Dynamic pain connectome functional connectivity and oscillations reflect multiple sclerosis pain.

机构信息

Division of Brain, Imaging, and Behaviour-Systems Neuroscience, Krembil Brain Institute, Krembil Research Institute, Toronto Western Hospital, University Health Network, Toronto, ON, Canada.

Institute of Medical Science, University of Toronto, Toronto, ON, Canada.

出版信息

Pain. 2018 Nov;159(11):2267-2276. doi: 10.1097/j.pain.0000000000001332.
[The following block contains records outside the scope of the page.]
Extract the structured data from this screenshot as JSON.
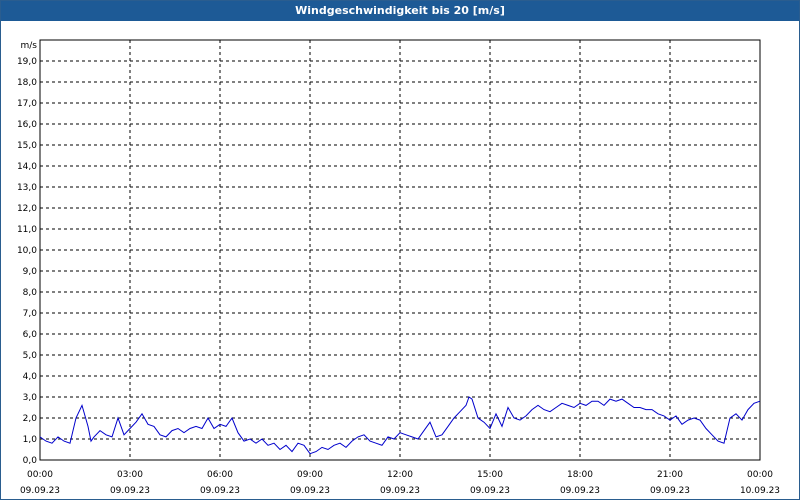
{
  "window": {
    "title": "Windgeschwindigkeit bis 20 [m/s]"
  },
  "chart_data": {
    "type": "line",
    "title": "Windgeschwindigkeit bis 20 [m/s]",
    "ylabel": "m/s",
    "xlabel": "",
    "ylim": [
      0,
      20
    ],
    "xlim_hours": [
      0,
      24
    ],
    "grid": true,
    "line_color": "#0000cc",
    "y_ticks": [
      "0,0",
      "1,0",
      "2,0",
      "3,0",
      "4,0",
      "5,0",
      "6,0",
      "7,0",
      "8,0",
      "9,0",
      "10,0",
      "11,0",
      "12,0",
      "13,0",
      "14,0",
      "15,0",
      "16,0",
      "17,0",
      "18,0",
      "19,0"
    ],
    "x_ticks": [
      {
        "time": "00:00",
        "date": "09.09.23"
      },
      {
        "time": "03:00",
        "date": "09.09.23"
      },
      {
        "time": "06:00",
        "date": "09.09.23"
      },
      {
        "time": "09:00",
        "date": "09.09.23"
      },
      {
        "time": "12:00",
        "date": "09.09.23"
      },
      {
        "time": "15:00",
        "date": "09.09.23"
      },
      {
        "time": "18:00",
        "date": "09.09.23"
      },
      {
        "time": "21:00",
        "date": "09.09.23"
      },
      {
        "time": "00:00",
        "date": "10.09.23"
      }
    ],
    "series": [
      {
        "x_hours": [
          0.0,
          0.2,
          0.4,
          0.6,
          0.8,
          1.0,
          1.2,
          1.4,
          1.6,
          1.7,
          1.8,
          2.0,
          2.2,
          2.4,
          2.6,
          2.8,
          3.0,
          3.2,
          3.4,
          3.6,
          3.8,
          4.0,
          4.2,
          4.4,
          4.6,
          4.8,
          5.0,
          5.2,
          5.4,
          5.6,
          5.8,
          6.0,
          6.2,
          6.4,
          6.6,
          6.8,
          7.0,
          7.2,
          7.4,
          7.6,
          7.8,
          8.0,
          8.2,
          8.4,
          8.6,
          8.8,
          9.0,
          9.2,
          9.4,
          9.6,
          9.8,
          10.0,
          10.2,
          10.4,
          10.6,
          10.8,
          11.0,
          11.2,
          11.4,
          11.6,
          11.8,
          12.0,
          12.2,
          12.4,
          12.6,
          12.8,
          13.0,
          13.2,
          13.4,
          13.6,
          13.8,
          14.0,
          14.2,
          14.3,
          14.4,
          14.6,
          14.8,
          15.0,
          15.2,
          15.4,
          15.6,
          15.8,
          16.0,
          16.2,
          16.4,
          16.6,
          16.8,
          17.0,
          17.2,
          17.4,
          17.6,
          17.8,
          18.0,
          18.2,
          18.4,
          18.6,
          18.8,
          19.0,
          19.2,
          19.4,
          19.6,
          19.8,
          20.0,
          20.2,
          20.4,
          20.6,
          20.8,
          21.0,
          21.2,
          21.4,
          21.6,
          21.8,
          22.0,
          22.2,
          22.4,
          22.6,
          22.8,
          23.0,
          23.2,
          23.4,
          23.6,
          23.8,
          24.0
        ],
        "values": [
          1.1,
          0.9,
          0.8,
          1.1,
          0.9,
          0.8,
          2.0,
          2.6,
          1.6,
          0.9,
          1.1,
          1.4,
          1.2,
          1.1,
          2.0,
          1.2,
          1.5,
          1.8,
          2.2,
          1.7,
          1.6,
          1.2,
          1.1,
          1.4,
          1.5,
          1.3,
          1.5,
          1.6,
          1.5,
          2.0,
          1.5,
          1.7,
          1.6,
          2.0,
          1.3,
          0.9,
          1.0,
          0.8,
          1.0,
          0.7,
          0.8,
          0.5,
          0.7,
          0.4,
          0.8,
          0.7,
          0.3,
          0.4,
          0.6,
          0.5,
          0.7,
          0.8,
          0.6,
          0.9,
          1.1,
          1.2,
          0.9,
          0.8,
          0.7,
          1.1,
          1.0,
          1.3,
          1.2,
          1.1,
          1.0,
          1.4,
          1.8,
          1.1,
          1.2,
          1.6,
          2.0,
          2.3,
          2.6,
          3.0,
          2.9,
          2.0,
          1.8,
          1.5,
          2.2,
          1.6,
          2.5,
          2.0,
          1.9,
          2.1,
          2.4,
          2.6,
          2.4,
          2.3,
          2.5,
          2.7,
          2.6,
          2.5,
          2.7,
          2.6,
          2.8,
          2.8,
          2.6,
          2.9,
          2.8,
          2.9,
          2.7,
          2.5,
          2.5,
          2.4,
          2.4,
          2.2,
          2.1,
          1.9,
          2.1,
          1.7,
          1.9,
          2.0,
          1.9,
          1.5,
          1.2,
          0.9,
          0.8,
          2.0,
          2.2,
          1.9,
          2.4,
          2.7,
          2.8,
          2.7,
          3.0,
          3.1,
          3.2
        ]
      }
    ]
  }
}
DOI:10.1097/j.pain.0000000000001332
PMID:29994989
Abstract

Pain is a prevalent and debilitating symptom of multiple sclerosis (MS); yet, the mechanisms underlying this pain are unknown. Previous studies have found that the functional relationships between the salience network (SN), specifically the right temporoparietal junction a SN node, and other components of the dynamic pain connectome (default mode network [DMN], ascending and descending pathways) are abnormal in many chronic pain conditions. Here, we use resting-state functional magnetic resonance imaging and measures of static and dynamic functional connectivity (sFC and dFC), and regional BOLD variability to test the hypothesis that patients with MS have abnormal DMN-SN cross-network sFC, dFC abnormalities in SN-ascending and SN-descending pathways, and disrupted BOLD variability in the dynamic pain connectome that relates to pain inference and neuropathic pain (NP). Thirty-one patients with MS and 31 controls completed questionnaires to characterize pain and pain interference, and underwent a resting-state functional magnetic resonance imaging scan from which measures of sFC, dFC, and BOLD variability were compared. We found that (1) ∼50% of our patients had NP features, (2) abnormalities in SN-DMN sFC were driven by the mixed-neuropathic subgroup, (3) in patients with mixed NP, dFC measures showed that there was a striking change in how the SN was engaged with the ascending nociceptive pathway and descending modulation pathway, (4) BOLD variability was increased in the DMN, and (5) the degrees of sFC and BOLD variability abnormalities were related to pain interference. We propose that abnormal SN-DMN cross-network FC and temporal dynamics within and between regions of the dynamic pain connectome reflect MS pain features.

摘要

疼痛是多发性硬化症(MS)的一种普遍且使人虚弱的症状;然而,这种疼痛的机制尚不清楚。先前的研究发现,突显网络(SN)的功能关系,特别是右侧颞顶联合作为 SN 节点,以及动态疼痛连接组(默认模式网络 [DMN]、上行和下行通路)的其他组成部分,在许多慢性疼痛情况下都是异常的。在这里,我们使用静息态功能磁共振成像和静态和动态功能连接(sFC 和 dFC)的测量值,以及区域 BOLD 变异性来检验以下假设:MS 患者的 DMN-SN 跨网络 sFC 异常、SN-上行和 SN-下行通路的 dFC 异常,以及与疼痛推断和神经性疼痛(NP)相关的动态疼痛连接组中的 BOLD 变异性中断。31 名 MS 患者和 31 名对照者完成了问卷以描述疼痛和疼痛干扰,并进行了静息态功能磁共振成像扫描,从中比较了 sFC、dFC 和 BOLD 变异性的测量值。我们发现:(1)约 50%的患者有 NP 特征;(2)SN-DMN sFC 的异常是由混合神经性亚组驱动的;(3)在混合 NP 患者中,dFC 测量值表明 SN 与上行伤害感受通路和下行调制通路的连接方式发生了明显变化;(4)DMN 中的 BOLD 变异性增加;(5)sFC 和 BOLD 变异性异常的程度与疼痛干扰有关。我们提出,SN-DMN 跨网络 FC 异常和动态疼痛连接组中区域内和区域间的时间动态反映了 MS 疼痛特征。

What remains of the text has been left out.